Ages Eligible for Study:   18 Years and older
Genders Eligible for Study:   Both
Accepts Healthy Volunteers:   No
Criteria

Inclusion Criteria:

Participants must meet the following criteria on screening examination to be eligible to participate in the study:

  • Participants must be recipients of an allogeneic bone marrow or stem cell transplantation with myeloablative or reduced intensity conditioning regimens.
  • Participants must be at least 100 days after the transplantation or a donor lymphocyte infusion.
  • Participants must have cGVHD (as defined by the National Institutes of Health Consensus Development Project on Criteria for Clinical Trials in Chronic Graft-versus-Host Disease)
  • Participants may have either extensive or limited cGVHD requiring systemic treatment
  • Participants must have steroid refractory cGVHD, defined as having persistent signs and symptoms of chronic GVHD despite the use of prednisone at ≥ 0. 5 mg/kg/day (or equivalent) for at least 4 weeks in the preceding 12 months.

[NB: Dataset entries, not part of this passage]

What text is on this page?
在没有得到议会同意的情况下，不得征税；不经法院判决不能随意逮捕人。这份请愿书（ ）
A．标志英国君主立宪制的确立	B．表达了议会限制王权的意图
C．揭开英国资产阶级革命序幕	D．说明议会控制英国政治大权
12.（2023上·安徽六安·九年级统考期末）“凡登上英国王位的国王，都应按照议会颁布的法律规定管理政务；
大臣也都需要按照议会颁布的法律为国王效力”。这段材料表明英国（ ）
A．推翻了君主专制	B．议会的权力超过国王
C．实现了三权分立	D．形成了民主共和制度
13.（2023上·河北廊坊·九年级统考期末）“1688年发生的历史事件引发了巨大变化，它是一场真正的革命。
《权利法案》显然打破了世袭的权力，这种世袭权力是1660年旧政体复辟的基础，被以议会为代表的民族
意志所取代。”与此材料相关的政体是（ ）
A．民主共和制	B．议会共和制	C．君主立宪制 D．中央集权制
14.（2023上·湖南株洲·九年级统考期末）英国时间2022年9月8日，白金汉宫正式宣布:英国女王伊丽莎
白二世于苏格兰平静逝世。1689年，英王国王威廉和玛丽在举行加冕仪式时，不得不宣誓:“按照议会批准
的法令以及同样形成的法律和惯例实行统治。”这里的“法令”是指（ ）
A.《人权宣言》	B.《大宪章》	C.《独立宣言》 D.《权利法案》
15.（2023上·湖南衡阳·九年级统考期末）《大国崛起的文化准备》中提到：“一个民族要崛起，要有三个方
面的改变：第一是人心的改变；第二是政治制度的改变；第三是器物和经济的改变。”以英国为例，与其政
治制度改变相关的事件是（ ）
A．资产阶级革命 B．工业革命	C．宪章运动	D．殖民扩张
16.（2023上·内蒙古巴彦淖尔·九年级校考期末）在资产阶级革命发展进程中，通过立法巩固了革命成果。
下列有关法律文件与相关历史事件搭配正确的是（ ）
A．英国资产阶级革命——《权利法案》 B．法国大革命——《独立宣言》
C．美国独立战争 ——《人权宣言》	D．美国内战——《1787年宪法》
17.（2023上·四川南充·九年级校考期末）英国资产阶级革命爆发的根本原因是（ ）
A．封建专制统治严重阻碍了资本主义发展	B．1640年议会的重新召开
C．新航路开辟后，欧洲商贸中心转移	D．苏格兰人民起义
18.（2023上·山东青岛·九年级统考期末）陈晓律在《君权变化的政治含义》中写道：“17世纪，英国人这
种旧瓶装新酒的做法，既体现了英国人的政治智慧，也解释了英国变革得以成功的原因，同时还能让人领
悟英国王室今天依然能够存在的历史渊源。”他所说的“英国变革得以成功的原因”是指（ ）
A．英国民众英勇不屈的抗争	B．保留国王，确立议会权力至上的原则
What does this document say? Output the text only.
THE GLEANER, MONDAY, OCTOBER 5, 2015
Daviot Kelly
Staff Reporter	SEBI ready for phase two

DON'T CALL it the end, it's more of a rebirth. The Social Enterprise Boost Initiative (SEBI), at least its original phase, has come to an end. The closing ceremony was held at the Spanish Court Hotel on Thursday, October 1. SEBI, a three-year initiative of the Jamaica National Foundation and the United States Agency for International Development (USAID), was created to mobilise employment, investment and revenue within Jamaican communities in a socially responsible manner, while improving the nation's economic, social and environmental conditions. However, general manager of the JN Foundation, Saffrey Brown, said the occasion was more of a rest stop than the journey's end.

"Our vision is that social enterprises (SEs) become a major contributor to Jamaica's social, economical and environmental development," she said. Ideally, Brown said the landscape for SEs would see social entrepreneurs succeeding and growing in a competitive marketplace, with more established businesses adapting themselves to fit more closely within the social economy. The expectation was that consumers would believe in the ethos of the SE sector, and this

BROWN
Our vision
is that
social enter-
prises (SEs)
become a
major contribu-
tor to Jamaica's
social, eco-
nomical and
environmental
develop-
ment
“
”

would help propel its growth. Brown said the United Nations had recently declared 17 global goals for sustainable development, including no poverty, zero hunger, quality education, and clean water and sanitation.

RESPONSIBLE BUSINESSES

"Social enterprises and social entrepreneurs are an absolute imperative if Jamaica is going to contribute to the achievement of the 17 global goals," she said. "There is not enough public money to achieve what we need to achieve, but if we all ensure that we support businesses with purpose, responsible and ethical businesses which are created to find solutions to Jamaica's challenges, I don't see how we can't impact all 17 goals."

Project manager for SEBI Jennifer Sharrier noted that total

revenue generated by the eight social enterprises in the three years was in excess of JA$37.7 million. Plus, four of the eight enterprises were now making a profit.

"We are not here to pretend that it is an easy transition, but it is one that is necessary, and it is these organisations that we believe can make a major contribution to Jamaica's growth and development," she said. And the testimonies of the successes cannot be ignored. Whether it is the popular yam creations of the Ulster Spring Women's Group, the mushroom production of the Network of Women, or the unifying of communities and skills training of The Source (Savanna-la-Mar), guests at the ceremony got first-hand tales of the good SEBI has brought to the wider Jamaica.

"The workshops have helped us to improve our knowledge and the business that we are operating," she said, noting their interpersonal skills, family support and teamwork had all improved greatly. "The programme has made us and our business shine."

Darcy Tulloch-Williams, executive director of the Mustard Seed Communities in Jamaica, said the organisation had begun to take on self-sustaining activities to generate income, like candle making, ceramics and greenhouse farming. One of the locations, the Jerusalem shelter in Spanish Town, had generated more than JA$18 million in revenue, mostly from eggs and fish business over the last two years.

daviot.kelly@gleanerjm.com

Patients may remain on steroids while enrolled in the study.
  • No addition or subtraction of other immunosuppressive medications for at least 4 weeks prior to starting treatment.
  • On stable immunosuppressive regimen for 2 weeks prior to enrollment. Adjustment of immunosuppressive medications to maintain a therapeutic level is permitted.
  • Age ≥ 18 years at the time of signing the informed consent form.

Reproductive Status: Definition of Women of Child-Bearing Potential (WOCBP). WOCBP comprises women who have experienced menarche and who have not undergone successful surgical sterilization (hysterectomy, bilateral tubal ligation, or bilateral oophorectomy) or who are not post-menopausal (see definition below).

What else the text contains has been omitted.